An ominous phrase appears stenciled in black letters nearly two feet high on an aluminum panel. The absence of punctuation, conventional spacing, and definite articles heightens the sinister tone of the message by evoking the pared-down language of danger signs and telegrams, which typically deliver their urgent messages in the sparest of terms. A sense of detachment and expediency springs from the seemingly artless choice of letterforms, which resemble those of the commercially available stencils used to mark shipping crates. (In fact, the artist made his stencils by hand in order to achieve the large scale he desired.) Despite their apparent simplicity, the words these letters form are not easily or immediately legible; by disrupting their regular spacing, Wool invites the viewer to gradually piece the meaning together.
This work is part of a series of language-based black-and-white “word paintings” Wool began making in the late 1980s. In an effort to impose limits on his abstract compositions, he tied them to phrases of his own invention or borrowed from other, often popular sources. The lines “The cat’s in the bag. The bag’s in the river” come from the 1957 film Sweet Smell of Success, written by Ernest Lehman and Clifford Odets, where it serves as film-noir code to convey the successful execution of a scheme to bring about the downfall of one of the characters.
MoMA Highlights: 375 Works from The Museum of Modern Art, New York (New York: The Museum of Modern Art, 2019)
Gallery label from What is Painting? Contemporary Art from the Collection , July 7–September 17, 2007 .

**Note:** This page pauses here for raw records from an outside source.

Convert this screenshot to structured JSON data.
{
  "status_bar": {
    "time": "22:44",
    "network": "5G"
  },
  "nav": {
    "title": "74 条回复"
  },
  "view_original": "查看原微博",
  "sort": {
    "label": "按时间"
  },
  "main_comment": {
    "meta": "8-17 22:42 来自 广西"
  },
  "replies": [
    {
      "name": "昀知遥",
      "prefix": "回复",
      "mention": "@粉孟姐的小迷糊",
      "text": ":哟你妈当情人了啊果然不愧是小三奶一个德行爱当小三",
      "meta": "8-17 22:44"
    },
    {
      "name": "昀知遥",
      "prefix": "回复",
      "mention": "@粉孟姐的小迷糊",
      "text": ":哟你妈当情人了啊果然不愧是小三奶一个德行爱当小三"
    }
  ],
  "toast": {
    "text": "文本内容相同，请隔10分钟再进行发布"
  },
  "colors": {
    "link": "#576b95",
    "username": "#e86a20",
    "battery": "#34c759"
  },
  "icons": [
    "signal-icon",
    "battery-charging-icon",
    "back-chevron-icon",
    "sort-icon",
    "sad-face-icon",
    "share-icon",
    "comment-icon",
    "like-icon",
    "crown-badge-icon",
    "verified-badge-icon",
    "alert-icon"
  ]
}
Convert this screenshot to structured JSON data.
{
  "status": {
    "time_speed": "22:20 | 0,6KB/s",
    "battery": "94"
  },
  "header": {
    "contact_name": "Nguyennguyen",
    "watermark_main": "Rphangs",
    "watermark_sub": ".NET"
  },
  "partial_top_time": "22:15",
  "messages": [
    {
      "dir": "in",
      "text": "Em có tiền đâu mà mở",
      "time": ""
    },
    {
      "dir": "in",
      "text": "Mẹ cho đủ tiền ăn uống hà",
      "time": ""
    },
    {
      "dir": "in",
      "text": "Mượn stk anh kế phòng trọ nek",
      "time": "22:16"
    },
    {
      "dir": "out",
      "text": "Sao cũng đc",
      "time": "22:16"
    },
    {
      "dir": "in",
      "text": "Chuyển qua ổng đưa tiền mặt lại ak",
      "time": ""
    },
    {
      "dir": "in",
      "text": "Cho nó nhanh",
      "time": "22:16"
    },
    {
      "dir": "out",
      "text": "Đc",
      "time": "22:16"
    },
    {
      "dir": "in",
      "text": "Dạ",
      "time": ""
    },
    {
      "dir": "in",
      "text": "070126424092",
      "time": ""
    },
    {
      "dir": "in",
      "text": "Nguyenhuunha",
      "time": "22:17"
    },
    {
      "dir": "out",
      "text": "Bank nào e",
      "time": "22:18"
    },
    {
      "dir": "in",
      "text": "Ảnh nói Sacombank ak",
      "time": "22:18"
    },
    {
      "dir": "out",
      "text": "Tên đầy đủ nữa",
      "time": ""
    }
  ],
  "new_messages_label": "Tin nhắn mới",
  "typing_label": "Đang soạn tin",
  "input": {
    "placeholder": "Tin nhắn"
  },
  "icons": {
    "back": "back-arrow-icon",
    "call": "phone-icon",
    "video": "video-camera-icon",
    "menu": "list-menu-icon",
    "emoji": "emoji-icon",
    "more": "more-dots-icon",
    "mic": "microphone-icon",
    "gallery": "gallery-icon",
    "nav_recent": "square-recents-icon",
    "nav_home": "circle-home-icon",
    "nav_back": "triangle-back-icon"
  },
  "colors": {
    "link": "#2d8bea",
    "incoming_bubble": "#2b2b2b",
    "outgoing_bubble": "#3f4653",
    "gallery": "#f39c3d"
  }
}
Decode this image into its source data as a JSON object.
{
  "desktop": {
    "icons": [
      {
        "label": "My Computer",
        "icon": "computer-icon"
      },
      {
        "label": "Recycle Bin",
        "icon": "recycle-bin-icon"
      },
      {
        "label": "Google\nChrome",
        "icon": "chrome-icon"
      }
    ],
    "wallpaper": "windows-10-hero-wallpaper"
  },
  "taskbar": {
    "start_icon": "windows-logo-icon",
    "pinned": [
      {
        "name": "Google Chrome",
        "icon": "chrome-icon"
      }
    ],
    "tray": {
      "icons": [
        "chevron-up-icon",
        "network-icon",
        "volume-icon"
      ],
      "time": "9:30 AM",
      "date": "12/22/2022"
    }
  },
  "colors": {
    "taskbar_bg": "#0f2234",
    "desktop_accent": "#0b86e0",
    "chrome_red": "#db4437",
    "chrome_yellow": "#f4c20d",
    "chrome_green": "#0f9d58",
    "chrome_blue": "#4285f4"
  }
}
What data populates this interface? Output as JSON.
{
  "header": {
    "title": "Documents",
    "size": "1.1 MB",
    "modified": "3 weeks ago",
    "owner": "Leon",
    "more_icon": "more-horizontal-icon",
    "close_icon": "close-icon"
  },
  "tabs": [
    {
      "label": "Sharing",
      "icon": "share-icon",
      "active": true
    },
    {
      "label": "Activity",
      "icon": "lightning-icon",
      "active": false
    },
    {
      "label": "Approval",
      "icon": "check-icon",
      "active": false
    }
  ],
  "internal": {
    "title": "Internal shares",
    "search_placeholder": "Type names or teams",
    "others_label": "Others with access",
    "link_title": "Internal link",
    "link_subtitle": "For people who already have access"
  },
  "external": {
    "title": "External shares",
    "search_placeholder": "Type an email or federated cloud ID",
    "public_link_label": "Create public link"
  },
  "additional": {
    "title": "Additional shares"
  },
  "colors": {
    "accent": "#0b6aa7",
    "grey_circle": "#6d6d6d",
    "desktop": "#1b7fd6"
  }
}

This work is part of a series of language-based black-and-white paintings Wool began making in the mid-1980s. While he wrote many of the phrases he used in these works himself, he borrowed or adapted others from alternative sources. This line appears in the 1957 movie Sweet Smell of Success, written by Ernest Lehman and Clifford Odets. It is a bit of code uttered by one of the characters to indicate that a dirty job has been completed. Wool recalls being struck by the poetry of the phrase and its sinister terseness.